Went to Meeting yesterday as planned and it was actually good this time. Any children playing in the corner kept from making themselves heard, and there was only one spoken message so the bullshit didn’t get much of a chance to pile up in the middle of the floor. Plus it was a beautiful day for biking, sunny and breezy and hot but not too and barely humid at all. Going this time made it worth the wait.
For all its silence the Meeting was very well-attended, maybe even a hundred people there, and the parking lot was close to full. Going to unlock my bike afterwards a quick survey turned up no less than seven full-size SUVs in the lot. While this made only about one in eight or nine there an SUV, which as an overall average is damn low for Austin, I’m still pretty disgusted. Mistakenly or not, I hold Quakers to a higher standard of lifestyle, non-flash and enviro-consciousness, than the rest of the populace. Driving a gas-guzzler to a worship service where chances are good someone’s going to offer ministry about simplicity, stewardship of resources, and living close to the earth seems to me to be missing the point entirely.
And no, those SUVs couldn't have all belonged to visitors/newbies; I’ve seen members driving some of them over the months. The head of the Stewardship Committee, charged with managing the meeting’s resources wisely, rolled up one day in a Sequoia or something similarly oversize. This is just plain wrong, far as I’m concerned.
Meanwhile there were only three bikes at the rack, one of them mine. The most I’ve ever counted at one time is five. I looked at the parking lot and was overcome with dismay when I considered that the message that Worship and Ministry had chosen to hand out on slips of paper before Meeting earlier was the famous-among-Quakers quote from George Fox c. 1656:
Be patterns, be examples in all countries, places, islands, nations, wherever you come, that your carriage and life may preach among all sorts of people, and to them: then you will come to walk cheerfully over the world, answering that of God in every one.
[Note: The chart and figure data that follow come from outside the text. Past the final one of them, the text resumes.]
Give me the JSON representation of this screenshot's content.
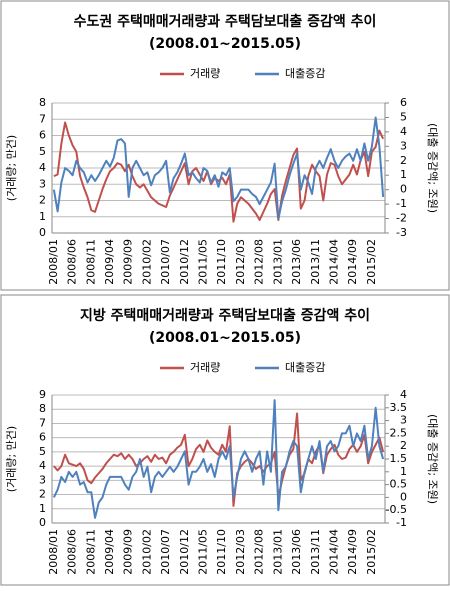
{
  "chart_data": [
    {
      "type": "line",
      "title": "수도권 주택매매거래량과 주택담보대출 증감액 추이",
      "subtitle": "(2008.01~2015.05)",
      "ylabel": "(거래량; 만건)",
      "y2label": "(대출 증감액; 조원)",
      "legend": "top",
      "grid": true,
      "categories": [
        "2008/01",
        null,
        null,
        null,
        null,
        "2008/06",
        null,
        null,
        null,
        null,
        "2008/11",
        null,
        null,
        null,
        null,
        "2009/04",
        null,
        null,
        null,
        null,
        "2009/09",
        null,
        null,
        null,
        null,
        "2010/02",
        null,
        null,
        null,
        null,
        "2010/07",
        null,
        null,
        null,
        null,
        "2010/12",
        null,
        null,
        null,
        null,
        "2011/05",
        null,
        null,
        null,
        null,
        "2011/10",
        null,
        null,
        null,
        null,
        "2012/03",
        null,
        null,
        null,
        null,
        "2012/08",
        null,
        null,
        null,
        null,
        "2013/01",
        null,
        null,
        null,
        null,
        "2013/06",
        null,
        null,
        null,
        null,
        "2013/11",
        null,
        null,
        null,
        null,
        "2014/04",
        null,
        null,
        null,
        null,
        "2014/09",
        null,
        null,
        null,
        null,
        "2015/02",
        null,
        null,
        null
      ],
      "ylim": [
        0,
        8
      ],
      "yticks": [
        0,
        1,
        2,
        3,
        4,
        5,
        6,
        7,
        8
      ],
      "y2lim": [
        -3,
        6
      ],
      "y2ticks": [
        -3,
        -2,
        -1,
        0,
        1,
        2,
        3,
        4,
        5,
        6
      ],
      "series": [
        {
          "name": "거래량",
          "color": "#c0504d",
          "values": [
            3.5,
            3.6,
            5.5,
            6.8,
            6.0,
            5.4,
            5.0,
            3.5,
            2.8,
            2.2,
            1.4,
            1.3,
            2.0,
            2.7,
            3.3,
            3.8,
            4.0,
            4.3,
            4.2,
            3.8,
            4.2,
            3.5,
            3.0,
            2.8,
            3.0,
            2.6,
            2.2,
            2.0,
            1.8,
            1.7,
            1.6,
            2.3,
            2.8,
            3.3,
            3.8,
            4.3,
            3.0,
            3.8,
            4.0,
            3.6,
            3.2,
            3.8,
            3.0,
            3.4,
            3.2,
            3.4,
            3.0,
            3.6,
            0.7,
            1.8,
            2.2,
            2.0,
            1.8,
            1.5,
            1.2,
            0.8,
            1.3,
            1.8,
            2.4,
            2.7,
            0.8,
            2.3,
            3.2,
            4.0,
            4.8,
            5.2,
            1.5,
            2.0,
            3.5,
            4.2,
            3.8,
            3.5,
            2.0,
            3.6,
            4.3,
            4.2,
            3.5,
            3.0,
            3.3,
            3.6,
            4.2,
            3.6,
            4.5,
            5.0,
            3.5,
            5.0,
            5.3,
            6.3,
            5.8
          ]
        },
        {
          "name": "대출증감",
          "color": "#4f81bd",
          "axis": "y2",
          "values": [
            0,
            -1.5,
            0.5,
            1.5,
            1.3,
            1.0,
            2.0,
            1.5,
            1.2,
            0.5,
            1.0,
            0.6,
            1.0,
            1.5,
            2.0,
            1.6,
            2.2,
            3.4,
            3.5,
            3.2,
            -0.5,
            1.5,
            2.0,
            1.5,
            1.0,
            1.2,
            0.3,
            1.0,
            1.2,
            1.5,
            2.0,
            -0.2,
            0.8,
            1.2,
            1.8,
            2.5,
            1.0,
            1.2,
            0.8,
            0.5,
            1.5,
            1.3,
            0.5,
            1.0,
            0.2,
            1.2,
            1.0,
            1.5,
            -0.8,
            -0.5,
            0,
            0,
            0,
            -0.3,
            -0.5,
            -1,
            -0.5,
            0,
            0.5,
            1.8,
            -2.0,
            -0.8,
            0,
            1.0,
            1.8,
            2.5,
            0,
            1.0,
            0.5,
            -0.3,
            1.5,
            2.0,
            1.5,
            2.2,
            2.8,
            2.0,
            1.5,
            2.0,
            2.3,
            2.5,
            2.0,
            2.8,
            2.0,
            3.2,
            2.0,
            3.0,
            5.0,
            3.0,
            -0.5
          ]
        }
      ]
    },
    {
      "type": "line",
      "title": "지방 주택매매거래량과 주택담보대출 증감액 추이",
      "subtitle": "(2008.01~2015.05)",
      "ylabel": "(거래량; 만건)",
      "y2label": "(대출 증감액; 조원)",
      "legend": "top",
      "grid": true,
      "categories": [
        "2008/01",
        null,
        null,
        null,
        null,
        "2008/06",
        null,
        null,
        null,
        null,
        "2008/11",
        null,
        null,
        null,
        null,
        "2009/04",
        null,
        null,
        null,
        null,
        "2009/09",
        null,
        null,
        null,
        null,
        "2010/02",
        null,
        null,
        null,
        null,
        "2010/07",
        null,
        null,
        null,
        null,
        "2010/12",
        null,
        null,
        null,
        null,
        "2011/05",
        null,
        null,
        null,
        null,
        "2011/10",
        null,
        null,
        null,
        null,
        "2012/03",
        null,
        null,
        null,
        null,
        "2012/08",
        null,
        null,
        null,
        null,
        "2013/01",
        null,
        null,
        null,
        null,
        "2013/06",
        null,
        null,
        null,
        null,
        "2013/11",
        null,
        null,
        null,
        null,
        "2014/04",
        null,
        null,
        null,
        null,
        "2014/09",
        null,
        null,
        null,
        null,
        "2015/02",
        null,
        null,
        null
      ],
      "ylim": [
        0,
        9
      ],
      "yticks": [
        0,
        1,
        2,
        3,
        4,
        5,
        6,
        7,
        8,
        9
      ],
      "y2lim": [
        -1,
        4
      ],
      "y2ticks": [
        -1,
        -0.5,
        0,
        0.5,
        1,
        1.5,
        2,
        2.5,
        3,
        3.5,
        4
      ],
      "series": [
        {
          "name": "거래량",
          "color": "#c0504d",
          "values": [
            4.0,
            3.7,
            4.0,
            4.8,
            4.2,
            4.1,
            4.0,
            4.2,
            3.8,
            3.0,
            2.8,
            3.2,
            3.5,
            3.8,
            4.2,
            4.5,
            4.8,
            4.7,
            4.9,
            4.5,
            4.8,
            4.5,
            4.0,
            4.2,
            4.5,
            4.7,
            4.3,
            4.8,
            4.5,
            4.6,
            4.2,
            4.8,
            5.0,
            5.3,
            5.5,
            6.2,
            4.0,
            4.5,
            5.2,
            5.5,
            5.0,
            5.8,
            5.3,
            5.0,
            4.8,
            5.5,
            5.0,
            6.8,
            1.2,
            3.5,
            4.0,
            4.3,
            4.5,
            4.2,
            3.8,
            4.0,
            3.6,
            4.0,
            4.2,
            5.0,
            1.8,
            3.0,
            4.0,
            4.8,
            5.2,
            7.7,
            3.0,
            3.5,
            4.5,
            4.2,
            5.0,
            5.5,
            3.5,
            4.8,
            5.2,
            5.5,
            4.8,
            4.5,
            4.6,
            5.2,
            5.5,
            5.0,
            5.4,
            6.2,
            4.2,
            5.0,
            5.5,
            6.0,
            5.0
          ]
        },
        {
          "name": "대출증감",
          "color": "#4f81bd",
          "axis": "y2",
          "values": [
            0,
            0.3,
            0.8,
            0.6,
            1.0,
            0.8,
            1.0,
            0.5,
            0.6,
            0.2,
            0.2,
            -0.8,
            -0.2,
            0,
            0.5,
            0.8,
            0.8,
            0.8,
            0.8,
            0.5,
            0.3,
            0.8,
            1.0,
            1.5,
            0.8,
            1.2,
            0.2,
            0.8,
            1.0,
            0.8,
            1.0,
            1.2,
            1.0,
            1.2,
            1.5,
            1.8,
            0.5,
            1.0,
            1.0,
            1.2,
            1.5,
            1.0,
            1.3,
            0.8,
            1.5,
            1.8,
            1.5,
            2.0,
            0,
            0.8,
            1.5,
            1.8,
            1.5,
            1.0,
            1.5,
            1.8,
            0.5,
            1.8,
            1.0,
            3.8,
            -0.5,
            1.0,
            1.2,
            1.8,
            2.2,
            2.0,
            0.2,
            1.0,
            1.5,
            2.0,
            1.5,
            2.2,
            1.0,
            2.0,
            2.2,
            1.8,
            2.0,
            2.5,
            2.5,
            2.8,
            2.0,
            2.5,
            2.2,
            2.8,
            1.5,
            2.0,
            3.5,
            2.0,
            1.5
          ]
        }
      ]
    }
  ]
}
This particular phrase gets a lot of play among Austin Friends. But I guess some Friends don’t consider that the part about being patterns and examples applies to their choice of vehicles for the few hours of the week when it’s most important their appearances visibly mesh with their stated beliefs.
Look, Friends: OK, come into Meeting after having forgotten to turn off your cell phone. Fine, everybody’s done it at least once. If you must, text for five minutes while sitting in the front row during worship (as someone did a couple of years back). Whatever. Spill your damn coffee on the rug and make a huge embarrassed fuss wiping it up; we can’t stop you bringing it in because, as one reasonably-seasoned Friend once put it, “there’s never been a Quaker Taliban.” All I ask is that the seven of you in yesterday’s SUV-beasts give at least a little thought to treating the testimonies I hold dearest with more respect just this once a week.
I’ve been keeping silent on this for a good long time now and don’t plan to any longer. Problem is I don’t know who to take it to. It’s not something you want to speak on during Meeting itself, or rather I don’t; while we have had the occasional message denouncing the Meeting’s collective behavior, they’ve struck me as either too emotional or too rehearsed to be truly Spirit-led. Venting on SUVs would put me on more or less the same level as Mr. PETA from a little while ago.
Neither am I likely to slip a notice in the newsletter or on the website. That’d be low, not to mention a betrayal of the trust the Communications Committee places in me. So which of the myriad FMA committees are going to be the lucky recipients of this particular bile? Worship and Ministry proved reasonably receptive to my concern about Mr. PETA, but that was unquestionably a quality-of-worship issue. To my mind SUVs in the parking lot are too but I don’t expect most to see it that way.
I do know I need to speak up. It’s my Meeting, estranged though I’ve become from it. I do know that every time I see the bike-rack less than half-full it perturbs me considering the hard work I, and Alan and Belle and even Hanna, put into installing it. And when I see that a number of Friends have chosen to convey themselves to Meeting in an SUV instead it feels like a slap in the face. The sad fact is that no matter what standards I may wish to hold them to, Quakers are as full of shit as anyone else. Every now and then someone’s got to call them on it, and it looks like it’s me this time.